Le leggi razziali antiebraiche del 1938 non furono una semplice imitazione delle leggi naziste sulla razza, furono la cartina di tornasole del fascismo, il disvelamento di un’Italia autoritaria e razzista che esisteva da sempre e che, in qualche modo, esiste ancora. La limitazione delle libertà e dei diritti civili subita dagli ebrei e che fu il preludio alle atroci persecuzioni antisemite nazifasciste – analizzata negli interventi di Paolo Pezzino, presidente dell’Istituto nazionale “Ferruccio Pari”, e di Tullia Catalan, docente di Storia dell’Ebraismo all’Università di Trieste – trovò uguale applicazione nei confronti degli zingari e degli omosessuali.

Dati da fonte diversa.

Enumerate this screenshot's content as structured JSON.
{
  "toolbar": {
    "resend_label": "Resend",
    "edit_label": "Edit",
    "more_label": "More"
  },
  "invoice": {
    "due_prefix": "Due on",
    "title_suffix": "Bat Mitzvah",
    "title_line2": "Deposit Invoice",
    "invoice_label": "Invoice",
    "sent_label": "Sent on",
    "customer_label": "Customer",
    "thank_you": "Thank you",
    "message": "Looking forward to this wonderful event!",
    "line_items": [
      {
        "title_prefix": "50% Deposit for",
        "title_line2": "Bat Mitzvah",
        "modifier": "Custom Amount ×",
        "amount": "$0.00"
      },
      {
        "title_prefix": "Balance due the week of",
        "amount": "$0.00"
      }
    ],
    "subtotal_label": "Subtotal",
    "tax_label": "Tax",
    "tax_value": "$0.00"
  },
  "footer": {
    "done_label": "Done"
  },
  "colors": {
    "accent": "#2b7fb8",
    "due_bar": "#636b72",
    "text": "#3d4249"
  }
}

«Rom e sinti condividono con gli ebrei lo stesso destino di persecuzione nazifascista e la deportazione nei campi di concentramento. Ma i pregiudizi verso gli zingari permangono anche nell’Europa liberata e arrivano fino ad oggi. Ad alimentare il senso comune è soprattutto la discriminazione istituzionale: i campi nomadi in Italia sono stati creati dalle Istituzioni negli anni Settanta; ma se le persone sono ghettizzate e costrette a vivere in un contesto separato, è ovvio che si favoriscono le situazioni di degrado. Se a questo si aggiungono le violenze degli sgomberi forzati con ruspe e polizia subite ogni due giorni dai bambini e dalle loro famiglie, come sarà mai possibile costruire la fiducia reciproca su cui fondare la convivenza? Ciò che più spaventa è che tutto avviene nell’indifferenza delle persone che si definiscono perbene», ha affermato Dijana Pavlovic, attrice e attivista dei diritti umani di origine rom che ha anche sottolineato l’importanza di trovare delle alleanze tra i movimenti che lottano per il riconoscimento e in difesa dei diritti civili.

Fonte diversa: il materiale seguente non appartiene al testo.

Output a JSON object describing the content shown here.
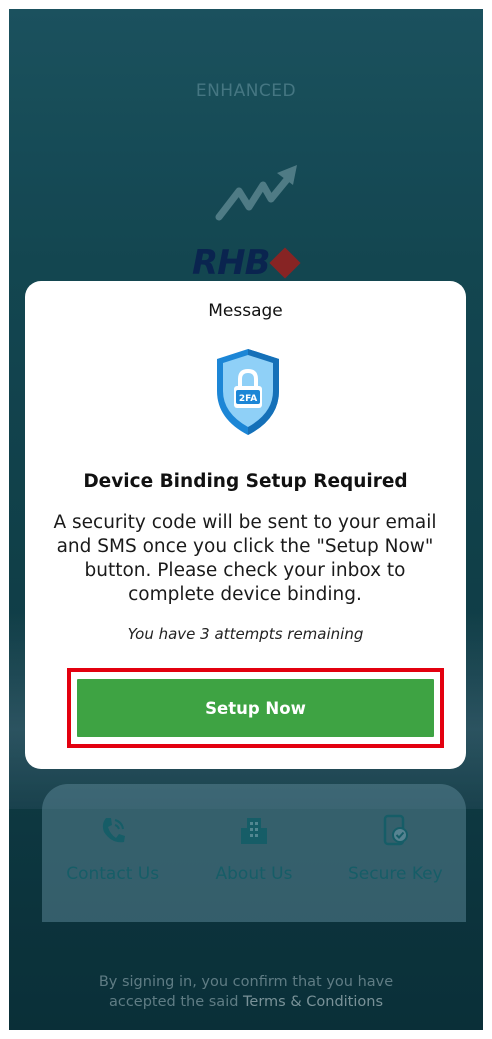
{
  "background": {
    "tagline": "ENHANCED",
    "brand": "RHB",
    "quick_actions": [
      {
        "label": "Contact Us",
        "icon": "phone-icon"
      },
      {
        "label": "About Us",
        "icon": "building-icon"
      },
      {
        "label": "Secure Key",
        "icon": "phone-check-icon"
      }
    ],
    "terms_prefix": "By signing in, you confirm that you have",
    "terms_middle": "accepted the said ",
    "terms_link": "Terms & Conditions"
  },
  "dialog": {
    "title": "Message",
    "badge": "2FA",
    "heading": "Device Binding Setup Required",
    "body": "A security code will be sent to your email and SMS once you click the \"Setup Now\" button. Please check your inbox to complete device binding.",
    "attempts": "You have 3 attempts remaining",
    "button_label": "Setup Now"
  },
  "colors": {
    "primary_button": "#3ea343",
    "highlight": "#e3000f",
    "background": "#16505c"
  }
}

La stessa esigenza di collaborazione per promuovere i valori di libertà, uguaglianza e solidarietà è stata ribadita anche dal presidente del circolo di cultura omosessuale “Mario Mieli” di Roma Sebastiano Secci, che ha aggiunto: «La comunità LGBT è sotto assedio nel 2018. Gli attacchi verbali e fisici si verificano ogni giorno, è come se volessero ricucirci sui vestiti il triangolo rosa. L’Italia vive sotto una costante campagna elettorale dai toni xenofobi, omofobi e misogini. Il linguaggio d’odio dai social entra nelle case dei cittadini: quelle parole legittimano le azioni di violenza. È dovere della nostra comunità lottare in prima linea per impedire che la paura del gender sfoci in odio». Il convegno, presieduto dal presidente regionale dell’Anpi FVG Dino Spanghero e con la partecipazione del vicepresidente Anpi nazionale Alessandro Pollio Salimbeni, ha inteso promuovere la riflessione sui valori civili e democratici nel rispetto delle diversità tra persone e culture in un’ottica di convivenza pacifica.